Raising a Child with Sensory Processing Disorders
Q: We are in the midst of desperately trying to address our daughter’s sensory issues. Lia came home at almost 7 months from Vietnam and went from not being able to sit up on her own to walking by 8.5 months. She is very bright, but we have wrestled with a very active, non-sleeping, sensory seeker since our days in Vietnam. Early Intervention clinicians found her ineligible for Early Intervention services but recommended an Occupational Therapy Evaluation because of sensory issues. We now will have to fight with our Health Insurance provider who approved the OT evaluation, but will not authorize the recommended treatment (OT). We own all the recommended books on Sensory Processing Disorders including The Out of Sync Child. How do we access services for our daughter? We cannot afford to pay out of pocket for OT as one of us has already had to give up income to stay home. Any words of advice will be greatly appreciated.
A: We have two Creating a Family shows that would be very helpful for you. You can listen on your phone, tablet, iPod, or computer.
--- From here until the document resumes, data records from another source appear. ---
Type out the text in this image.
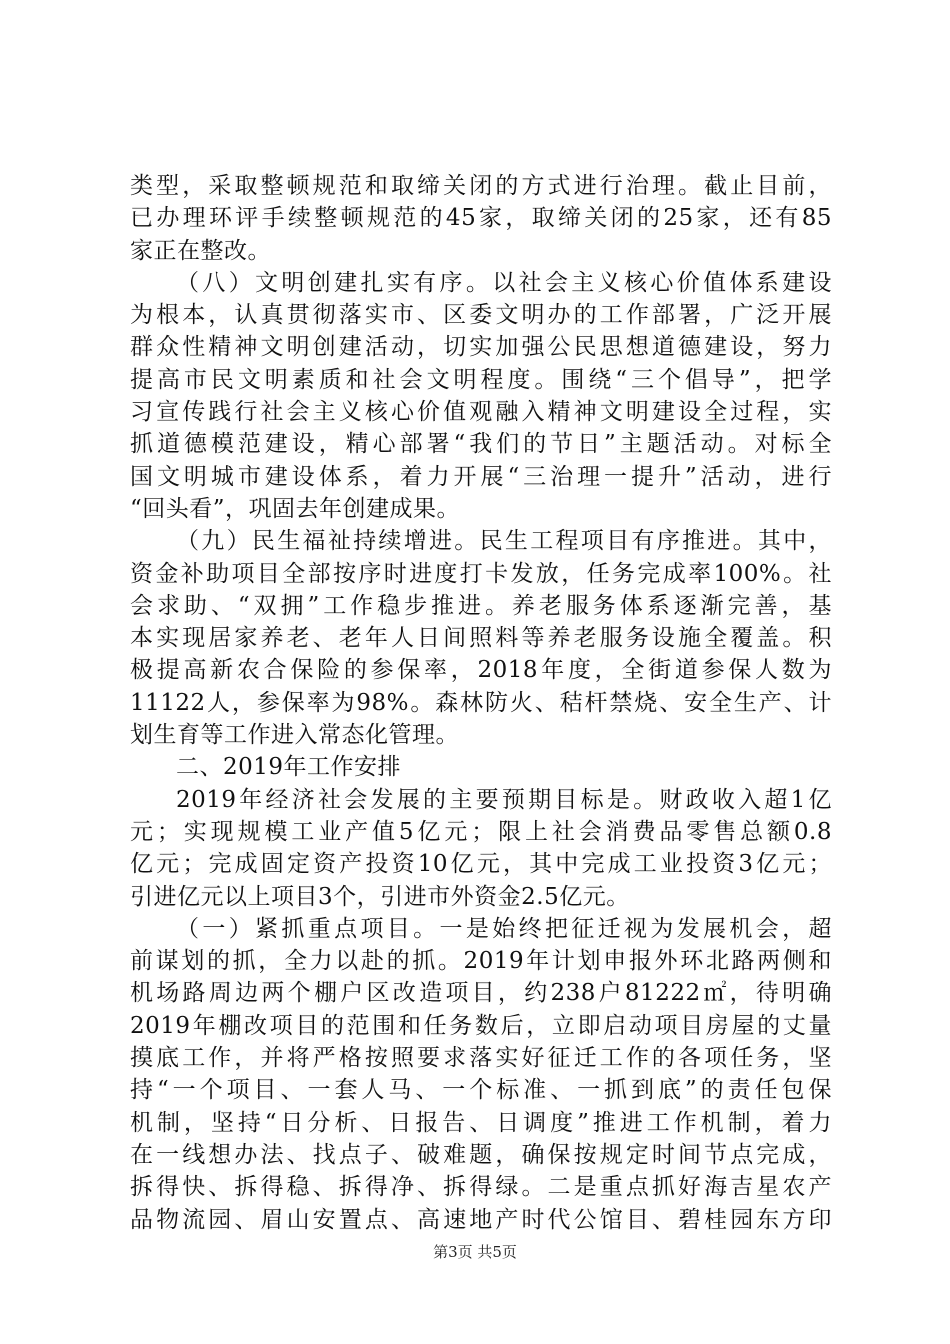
类型，采取整顿规范和取缔关闭的方式进行治理。截止目前，
已办理环评手续整顿规范的45家，取缔关闭的25家，还有85
家正在整改。
（八）文明创建扎实有序。以社会主义核心价值体系建设
为根本，认真贯彻落实市、区委文明办的工作部署，广泛开展
群众性精神文明创建活动，切实加强公民思想道德建设，努力
提高市民文明素质和社会文明程度。围绕“三个倡导”，把学
习宣传践行社会主义核心价值观融入精神文明建设全过程，实
抓道德模范建设，精心部署“我们的节日”主题活动。对标全
国文明城市建设体系，着力开展“三治理一提升”活动，进行
“回头看”，巩固去年创建成果。
（九）民生福祉持续增进。民生工程项目有序推进。其中，
资金补助项目全部按序时进度打卡发放，任务完成率100%。社
会求助、“双拥”工作稳步推进。养老服务体系逐渐完善，基
本实现居家养老、老年人日间照料等养老服务设施全覆盖。积
极提高新农合保险的参保率，2018年度，全街道参保人数为
11122人，参保率为98%。森林防火、秸杆禁烧、安全生产、计
划生育等工作进入常态化管理。
二、2019年工作安排
2019年经济社会发展的主要预期目标是。财政收入超1亿
元；实现规模工业产值5亿元；限上社会消费品零售总额0.8
亿元；完成固定资产投资10亿元，其中完成工业投资3亿元；
引进亿元以上项目3个，引进市外资金2.5亿元。
（一）紧抓重点项目。一是始终把征迁视为发展机会，超
前谋划的抓，全力以赴的抓。2019年计划申报外环北路两侧和
机场路周边两个棚户区改造项目，约238户81222㎡，待明确
2019年棚改项目的范围和任务数后，立即启动项目房屋的丈量
摸底工作，并将严格按照要求落实好征迁工作的各项任务，坚
持“一个项目、一套人马、一个标准、一抓到底”的责任包保
机制，坚持“日分析、日报告、日调度”推进工作机制，着力
在一线想办法、找点子、破难题，确保按规定时间节点完成，
拆得快、拆得稳、拆得净、拆得绿。二是重点抓好海吉星农产
品物流园、眉山安置点、高速地产时代公馆目、碧桂园东方印
第3页 共5页
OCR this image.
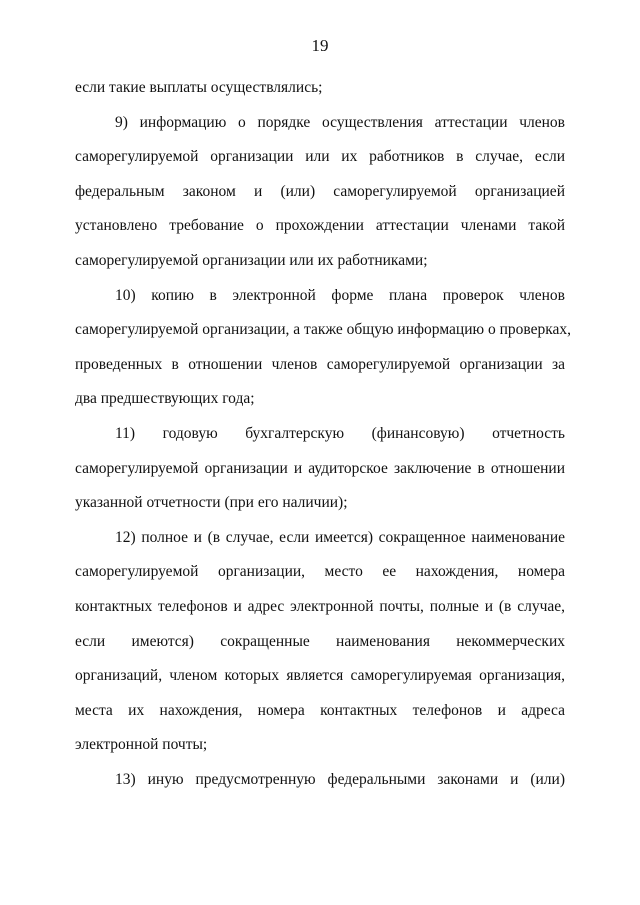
19
если такие выплаты осуществлялись;
9) информацию о порядке осуществления аттестации членов
саморегулируемой организации или их работников в случае, если
федеральным законом и (или) саморегулируемой организацией
установлено требование о прохождении аттестации членами такой
саморегулируемой организации или их работниками;
10) копию в электронной форме плана проверок членов
саморегулируемой организации, а также общую информацию о проверках,
проведенных в отношении членов саморегулируемой организации за
два предшествующих года;
11) годовую бухгалтерскую (финансовую) отчетность
саморегулируемой организации и аудиторское заключение в отношении
указанной отчетности (при его наличии);
12) полное и (в случае, если имеется) сокращенное наименование
саморегулируемой организации, место ее нахождения, номера
контактных телефонов и адрес электронной почты, полные и (в случае,
если имеются) сокращенные наименования некоммерческих
организаций, членом которых является саморегулируемая организация,
места их нахождения, номера контактных телефонов и адреса
электронной почты;
13) иную предусмотренную федеральными законами и (или)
- Sensory Processing Disorders, an interview with Carol Kranowitz, author of The Out-of-Sync Child: Recognizing and Coping with Sensory Processing Disorder
- Raising Your Spirited Child, an interview with Mary Sheedy Kurcinka, author of Raising Your Spirited Child: A Guide for Parents Whose Child Is More Intense, Sensitive, Perceptive, Persistent, and Energetic.
First, I would take the information from the OT evaluation back to your county/state Early Intervention program and ask for a reconsideration of getting services. Second, I would fight your insurance company arguing that SPD is a neurological problem, not a developmental problem, assuming neurological problems are covered by your insurance policy. If you lose on both of these, can you afford one visit to an Occupational Therapist to get help in setting up a program that you can implement at home? The suggested therapies, especially for preschoolers, can relatively easily be incorporated into play, but it helps to be more intentional with time and specific activities. If possible, go back to the OT every few months to see how you are doing.